Durante la operación policial se localizaron otras cuatro mujeres en condiciones similares. Todas estaban sometidas a un control constante y no podían tomar decisiones sobre sus propias vidas. El propietario del burdel fue detenido y puesto a disposición judicial acusado de delitos relacionados con la prostitución, favorecimiento de la inmigración ilegal y vulneración de los derechos laborales.
Reacción y consecuencias
Tras su liberación, las víctimas quedaron bajo protección de la organización APRAMP, especializada en la atención a personas afectadas por la trata. La Policía sigue investigando para determinar si hay más afectadas y esclarecer todos los detalles del caso. Este episodio vuelve a poner de relieve la necesidad de reforzar el control ante estos delitos y prestar apoyo a las víctimas.

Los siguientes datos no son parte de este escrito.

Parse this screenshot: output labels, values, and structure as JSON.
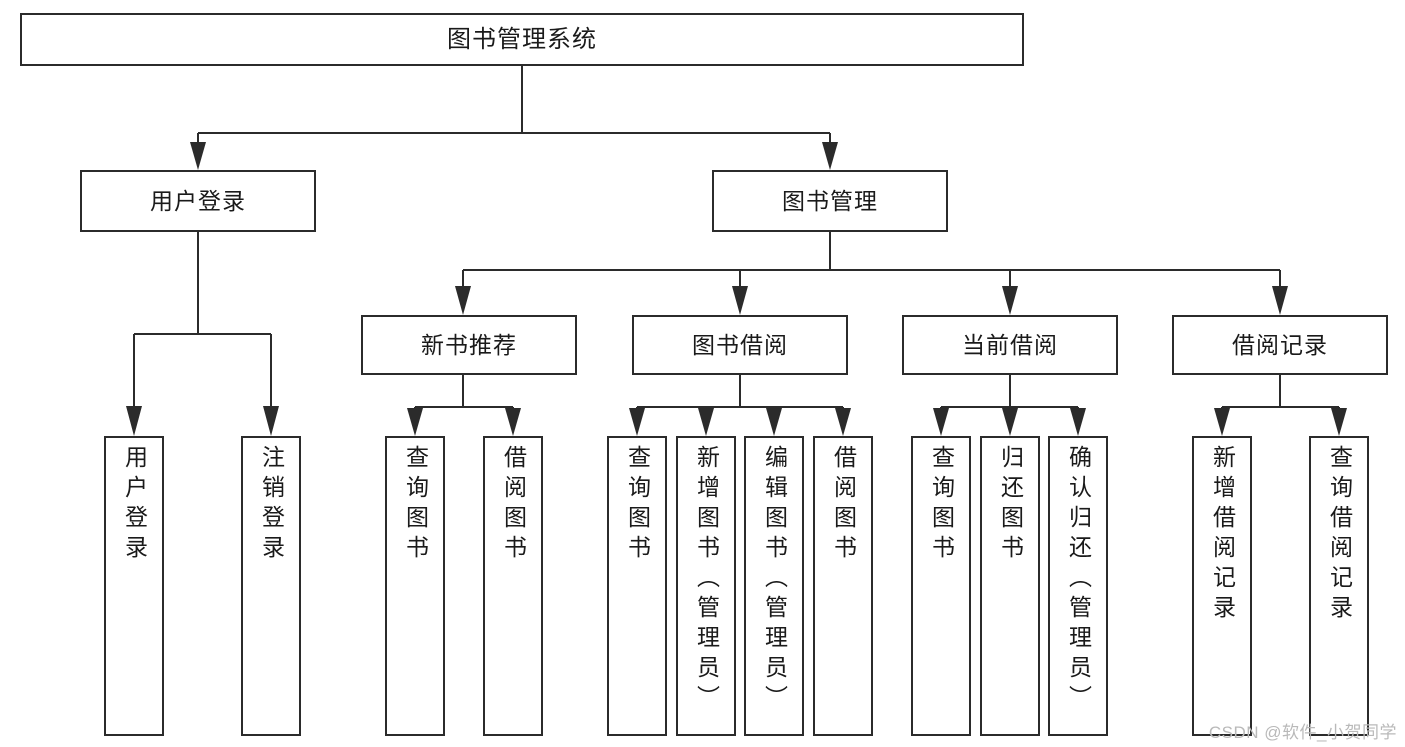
{
  "diagram": {
    "title": "图书管理系统",
    "type": "tree-hierarchy-chart",
    "watermark": "CSDN @软件_小贺同学",
    "colors": {
      "stroke": "#2b2b2b",
      "fill": "#ffffff",
      "text": "#1a1a1a",
      "watermark": "#b9b9b9"
    },
    "nodes": {
      "root": {
        "label": "图书管理系统"
      },
      "level2": [
        {
          "id": "user-login",
          "label": "用户登录"
        },
        {
          "id": "book-manage",
          "label": "图书管理"
        }
      ],
      "level3": [
        {
          "id": "new-book-recommend",
          "label": "新书推荐"
        },
        {
          "id": "book-borrow",
          "label": "图书借阅"
        },
        {
          "id": "current-borrow",
          "label": "当前借阅"
        },
        {
          "id": "borrow-record",
          "label": "借阅记录"
        }
      ],
      "leaves": {
        "user-login": [
          {
            "id": "leaf-user-login",
            "label": "用户登录"
          },
          {
            "id": "leaf-user-logout",
            "label": "注销登录"
          }
        ],
        "new-book-recommend": [
          {
            "id": "leaf-query-book-1",
            "label": "查询图书"
          },
          {
            "id": "leaf-borrow-book-1",
            "label": "借阅图书"
          }
        ],
        "book-borrow": [
          {
            "id": "leaf-query-book-2",
            "label": "查询图书"
          },
          {
            "id": "leaf-add-book",
            "label": "新增图书（管理员）"
          },
          {
            "id": "leaf-edit-book",
            "label": "编辑图书（管理员）"
          },
          {
            "id": "leaf-borrow-book-2",
            "label": "借阅图书"
          }
        ],
        "current-borrow": [
          {
            "id": "leaf-query-book-3",
            "label": "查询图书"
          },
          {
            "id": "leaf-return-book",
            "label": "归还图书"
          },
          {
            "id": "leaf-confirm-return",
            "label": "确认归还（管理员）"
          }
        ],
        "borrow-record": [
          {
            "id": "leaf-add-record",
            "label": "新增借阅记录"
          },
          {
            "id": "leaf-query-record",
            "label": "查询借阅记录"
          }
        ]
      }
    }
  }
}
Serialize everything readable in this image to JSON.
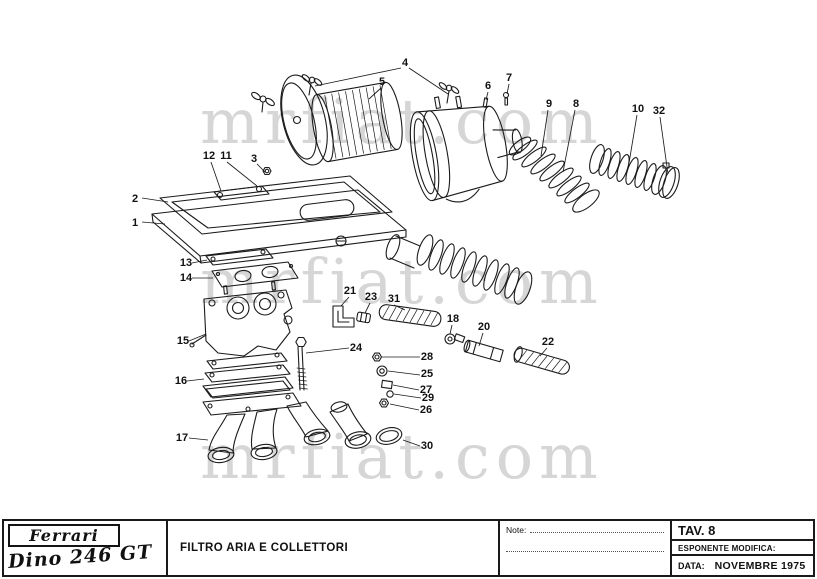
{
  "watermark": {
    "text": "mrfiat.com",
    "color": "#d6d6d6"
  },
  "diagram": {
    "description": "Exploded parts diagram - air filter and intake manifolds",
    "callouts": {
      "1": "1",
      "2": "2",
      "3": "3",
      "4": "4",
      "5": "5",
      "6": "6",
      "7": "7",
      "8": "8",
      "9": "9",
      "10": "10",
      "11": "11",
      "12": "12",
      "13": "13",
      "14": "14",
      "15": "15",
      "16": "16",
      "17": "17",
      "18": "18",
      "20": "20",
      "21": "21",
      "22": "22",
      "23": "23",
      "24": "24",
      "25": "25",
      "26": "26",
      "27": "27",
      "28": "28",
      "29": "29",
      "30": "30",
      "31": "31",
      "32": "32"
    }
  },
  "title_block": {
    "brand_logo": "Ferrari",
    "model_script": "Dino 246 GT",
    "drawing_title": "FILTRO ARIA E COLLETTORI",
    "note_label": "Note:",
    "tav": "TAV. 8",
    "esponente_label": "ESPONENTE MODIFICA:",
    "data_label": "DATA:",
    "data_value": "NOVEMBRE 1975"
  }
}
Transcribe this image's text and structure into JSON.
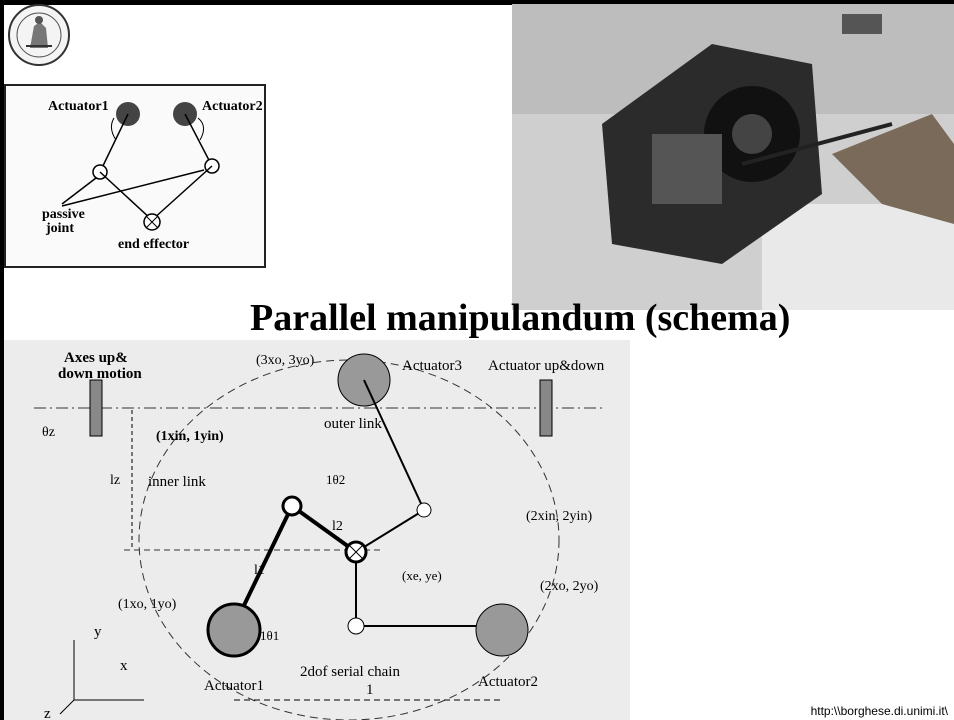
{
  "slide": {
    "title": "Parallel manipulandum (schema)",
    "footer": "http:\\\\borghese.di.unimi.it\\"
  },
  "schematic": {
    "actuator1": "Actuator1",
    "actuator2": "Actuator2",
    "passive_joint_1": "passive",
    "passive_joint_2": "joint",
    "end_effector": "end effector"
  },
  "diagram": {
    "axes_updown_1": "Axes up&",
    "axes_updown_2": "down motion",
    "actuator3": "Actuator3",
    "actuator_updown": "Actuator up&down",
    "outer_link": "outer link",
    "inner_link": "inner link",
    "serial_chain": "2dof serial chain",
    "actuator1": "Actuator1",
    "actuator2": "Actuator2",
    "theta_z": "θz",
    "lz": "lz",
    "l1": "l1",
    "l2": "l2",
    "distance": "1",
    "theta1": "1θ1",
    "theta2": "1θ2",
    "axis_x": "x",
    "axis_y": "y",
    "axis_z": "z",
    "coord_3o": "(3xo, 3yo)",
    "coord_1in": "(1xin, 1yin)",
    "coord_2in": "(2xin, 2yin)",
    "coord_e": "(xe, ye)",
    "coord_1o": "(1xo, 1yo)",
    "coord_2o": "(2xo, 2yo)"
  }
}
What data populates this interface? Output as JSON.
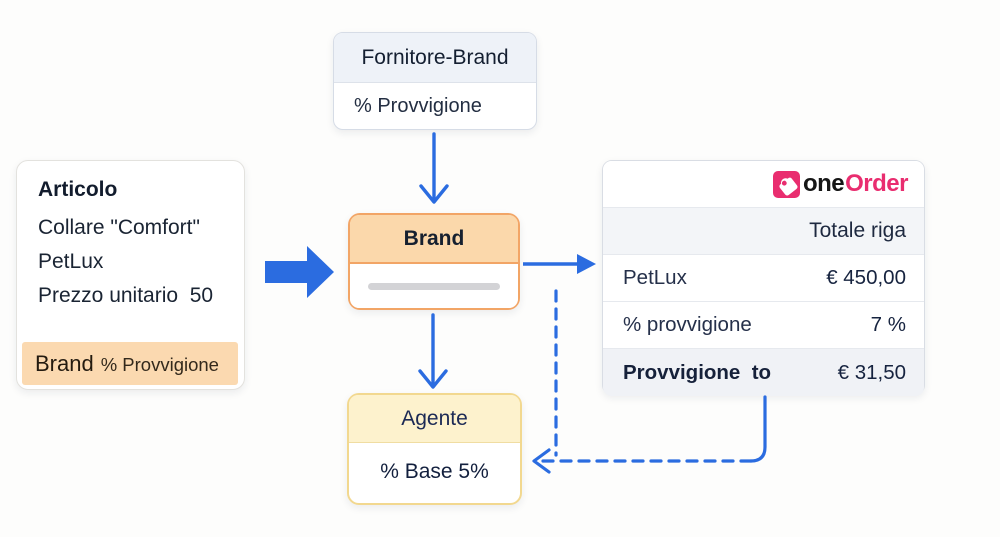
{
  "fornitore_box": {
    "title": "Fornitore-Brand",
    "field": "% Provvigione"
  },
  "articolo_box": {
    "title": "Articolo",
    "line1": "Collare \"Comfort\"",
    "line2": "PetLux",
    "line3": "Prezzo unitario  50",
    "highlight_brand": "Brand",
    "highlight_field": "% Provvigione"
  },
  "brand_box": {
    "title": "Brand"
  },
  "agente_box": {
    "title": "Agente",
    "field": "% Base 5%"
  },
  "order_table": {
    "logo_one": "one",
    "logo_order": "Order",
    "header": "Totale riga",
    "rows": [
      {
        "label": "PetLux",
        "value": "€ 450,00"
      },
      {
        "label": "% provvigione",
        "value": "7 %"
      },
      {
        "label": "Provvigione  to",
        "value": "€ 31,50"
      }
    ]
  },
  "colors": {
    "arrow_blue": "#2b6ce0",
    "brand_peach": "#fbd8ab",
    "brand_border": "#f2a566",
    "agente_yellow": "#fdf2cd",
    "agente_border": "#f2d88f",
    "highlight_peach": "#fbd9b0",
    "header_blue_gray": "#eef2f8",
    "table_alt_row": "#f3f5f8",
    "logo_pink": "#e92d6f"
  }
}
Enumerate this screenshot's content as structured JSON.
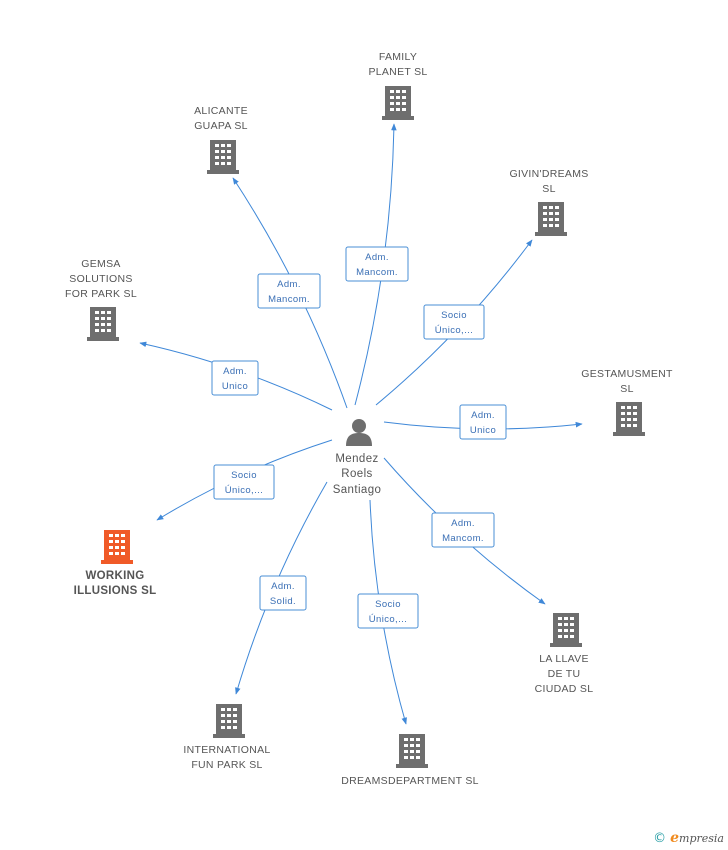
{
  "center": {
    "name_lines": [
      "Mendez",
      "Roels",
      "Santiago"
    ],
    "icon": "person-icon"
  },
  "colors": {
    "edge": "#3f88d8",
    "company_icon": "#6e6e6e",
    "highlight_icon": "#f05a28",
    "person_icon": "#6e6e6e",
    "relation_text": "#3a6fb5"
  },
  "companies": [
    {
      "id": "family-planet",
      "name_lines": [
        "FAMILY",
        "PLANET SL"
      ],
      "relation_lines": [
        "Adm.",
        "Mancom."
      ],
      "highlight": false
    },
    {
      "id": "alicante-guapa",
      "name_lines": [
        "ALICANTE",
        "GUAPA SL"
      ],
      "relation_lines": [
        "Adm.",
        "Mancom."
      ],
      "highlight": false
    },
    {
      "id": "givin-dreams",
      "name_lines": [
        "GIVIN'DREAMS",
        "SL"
      ],
      "relation_lines": [
        "Socio",
        "Único,..."
      ],
      "highlight": false
    },
    {
      "id": "gemsa-solutions",
      "name_lines": [
        "GEMSA",
        "SOLUTIONS",
        "FOR PARK  SL"
      ],
      "relation_lines": [
        "Adm.",
        "Unico"
      ],
      "highlight": false
    },
    {
      "id": "gestamusment",
      "name_lines": [
        "GESTAMUSMENT",
        "SL"
      ],
      "relation_lines": [
        "Adm.",
        "Unico"
      ],
      "highlight": false
    },
    {
      "id": "working-illusions",
      "name_lines": [
        "WORKING",
        "ILLUSIONS  SL"
      ],
      "relation_lines": [
        "Socio",
        "Único,..."
      ],
      "highlight": true
    },
    {
      "id": "la-llave",
      "name_lines": [
        "LA LLAVE",
        "DE TU",
        "CIUDAD SL"
      ],
      "relation_lines": [
        "Adm.",
        "Mancom."
      ],
      "highlight": false
    },
    {
      "id": "international-fun-park",
      "name_lines": [
        "INTERNATIONAL",
        "FUN PARK  SL"
      ],
      "relation_lines": [
        "Adm.",
        "Solid."
      ],
      "highlight": false
    },
    {
      "id": "dreamsdepartment",
      "name_lines": [
        "DREAMSDEPARTMENT SL"
      ],
      "relation_lines": [
        "Socio",
        "Único,..."
      ],
      "highlight": false
    }
  ],
  "footer": {
    "copyright_symbol": "©",
    "brand_initial": "e",
    "brand_rest": "mpresia"
  }
}
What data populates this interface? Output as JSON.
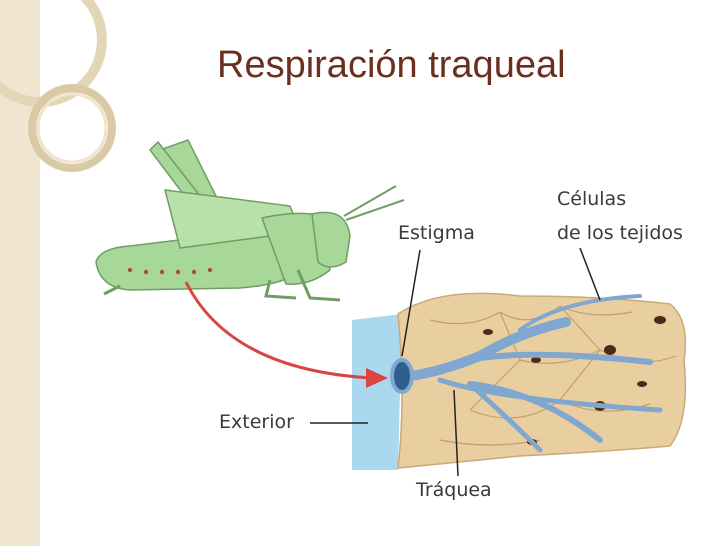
{
  "slide": {
    "title": "Respiración traqueal"
  },
  "labels": {
    "estigma": "Estigma",
    "celulas_line1": "Células",
    "celulas_line2": "de los tejidos",
    "exterior": "Exterior",
    "traquea": "Tráquea"
  },
  "colors": {
    "title": "#6a2f1f",
    "side_band": "#f0e6cf",
    "grasshopper": "#a8d79a",
    "tissue": "#e9cf9f",
    "trachea": "#7fa7cf",
    "exterior_water": "#a9d8ef",
    "arrow": "#d9463f"
  }
}
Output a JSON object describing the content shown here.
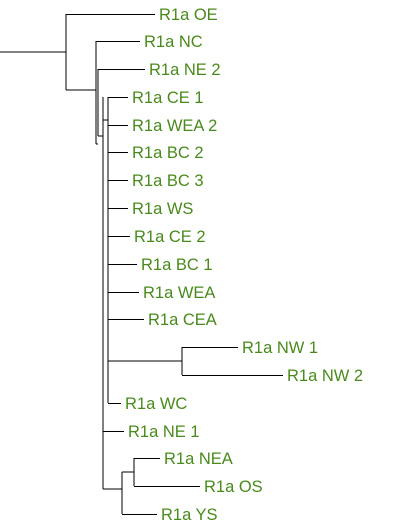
{
  "colors": {
    "label": "#4a8a1c",
    "branch": "#000000",
    "background": "#ffffff"
  },
  "tree": {
    "leaves": [
      "R1a OE",
      "R1a NC",
      "R1a NE 2",
      "R1a CE 1",
      "R1a WEA 2",
      "R1a BC 2",
      "R1a BC 3",
      "R1a WS",
      "R1a CE 2",
      "R1a BC 1",
      "R1a WEA",
      "R1a CEA",
      "R1a NW 1",
      "R1a NW 2",
      "R1a WC",
      "R1a NE 1",
      "R1a NEA",
      "R1a OS",
      "R1a YS"
    ]
  }
}
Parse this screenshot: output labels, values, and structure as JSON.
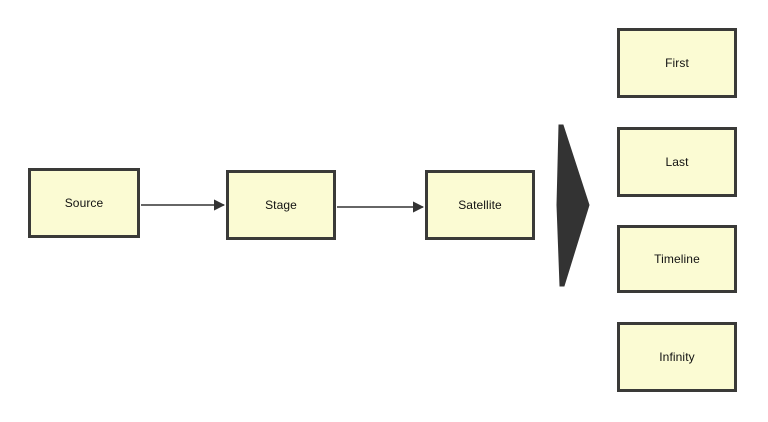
{
  "diagram": {
    "background_color": "#ffffff",
    "node_fill_color": "#fbfbd3",
    "node_border_color": "#3a3a38",
    "edge_color": "#333333",
    "pipeline": {
      "nodes": [
        {
          "id": "source",
          "label": "Source"
        },
        {
          "id": "stage",
          "label": "Stage"
        },
        {
          "id": "satellite",
          "label": "Satellite"
        }
      ],
      "edges": [
        {
          "from": "source",
          "to": "stage",
          "arrowhead": "filled-triangle"
        },
        {
          "from": "stage",
          "to": "satellite",
          "arrowhead": "filled-triangle"
        }
      ]
    },
    "fanout": {
      "connector_shape": "chevron-bracket",
      "nodes": [
        {
          "id": "first",
          "label": "First"
        },
        {
          "id": "last",
          "label": "Last"
        },
        {
          "id": "timeline",
          "label": "Timeline"
        },
        {
          "id": "infinity",
          "label": "Infinity"
        }
      ]
    }
  }
}
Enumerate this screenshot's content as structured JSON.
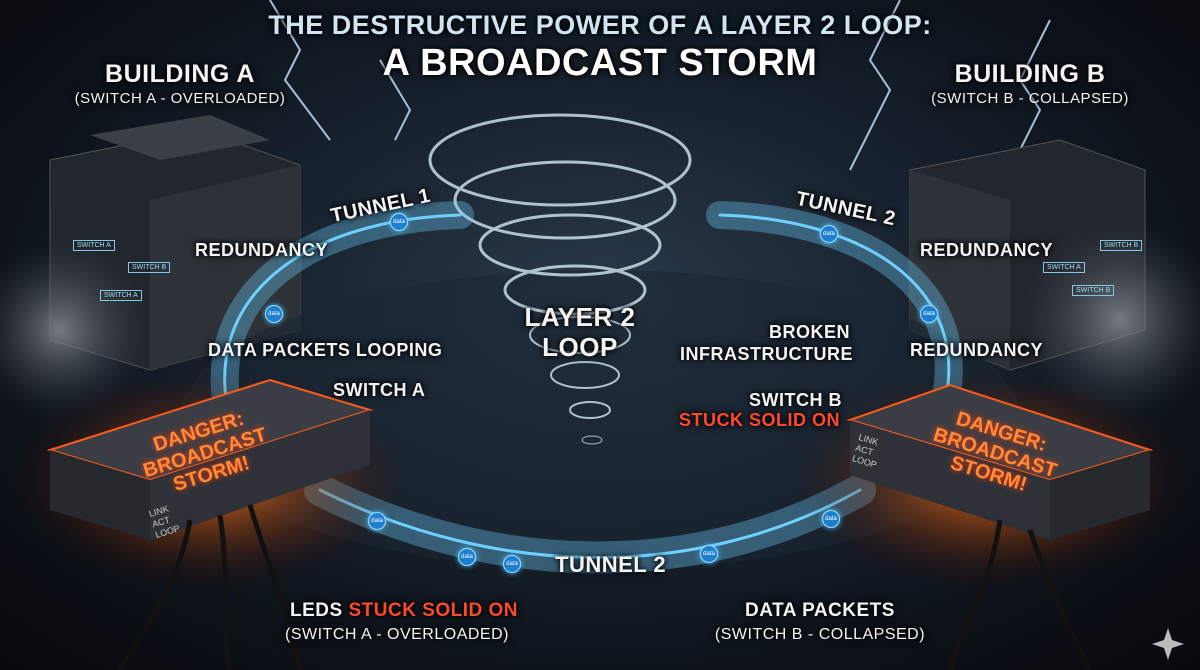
{
  "title": {
    "line1": "THE DESTRUCTIVE POWER OF A LAYER 2 LOOP:",
    "line2": "A BROADCAST STORM"
  },
  "building_a": {
    "name": "BUILDING A",
    "subtitle": "(SWITCH A - OVERLOADED)",
    "diagram": [
      "SWITCH A",
      "SWITCH B",
      "SWITCH A"
    ]
  },
  "building_b": {
    "name": "BUILDING B",
    "subtitle": "(SWITCH B - COLLAPSED)",
    "diagram": [
      "SWITCH A",
      "SWITCH B",
      "SWITCH B"
    ]
  },
  "labels": {
    "tunnel1": "TUNNEL 1",
    "tunnel2_top": "TUNNEL 2",
    "tunnel2_bottom": "TUNNEL 2",
    "redundancy_left": "REDUNDANCY",
    "redundancy_right_top": "REDUNDANCY",
    "redundancy_right_bottom": "REDUNDANCY",
    "data_packets_looping": "DATA PACKETS LOOPING",
    "switch_a": "SWITCH A",
    "switch_b": "SWITCH B",
    "stuck_solid_on": "STUCK SOLID ON",
    "layer2_loop_1": "LAYER 2",
    "layer2_loop_2": "LOOP",
    "broken_1": "BROKEN",
    "broken_2": "INFRASTRUCTURE",
    "leds_prefix": "LEDs",
    "leds_red": "STUCK SOLID ON",
    "leds_sub": "(SWITCH A - OVERLOADED)",
    "packets_title": "DATA PACKETS",
    "packets_sub": "(SWITCH B - COLLAPSED)"
  },
  "switch_a": {
    "danger_1": "DANGER:",
    "danger_2": "BROADCAST STORM!",
    "leds": [
      "LINK",
      "ACT",
      "LOOP"
    ]
  },
  "switch_b": {
    "danger_1": "DANGER:",
    "danger_2": "BROADCAST STORM!",
    "leds": [
      "LINK",
      "ACT",
      "LOOP"
    ]
  },
  "packet_label": "data",
  "colors": {
    "tunnel": "#6fd0ff",
    "fire": "#ff5a1a",
    "danger_text": "#ff8a3a",
    "background": "#0c1118"
  }
}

En los últimos años, España ha registrado un aumento de casos vinculados a la explotación de mujeres migrantes. Según RUSSPAIN.COM, estos entramados suelen basarse en el engaño y la presión psicológica, dejando a las víctimas completamente dependientes de los organizadores. En 2024, en Valencia y Barcelona ya se desmantelaron redes similares en las que retuvieron a mujeres en contra de su voluntad y las explotaron con fines lucrativos. Las autoridades refuerzan las medidas para detectar estos delitos, aunque el problema sigue presente en muchas regiones del país.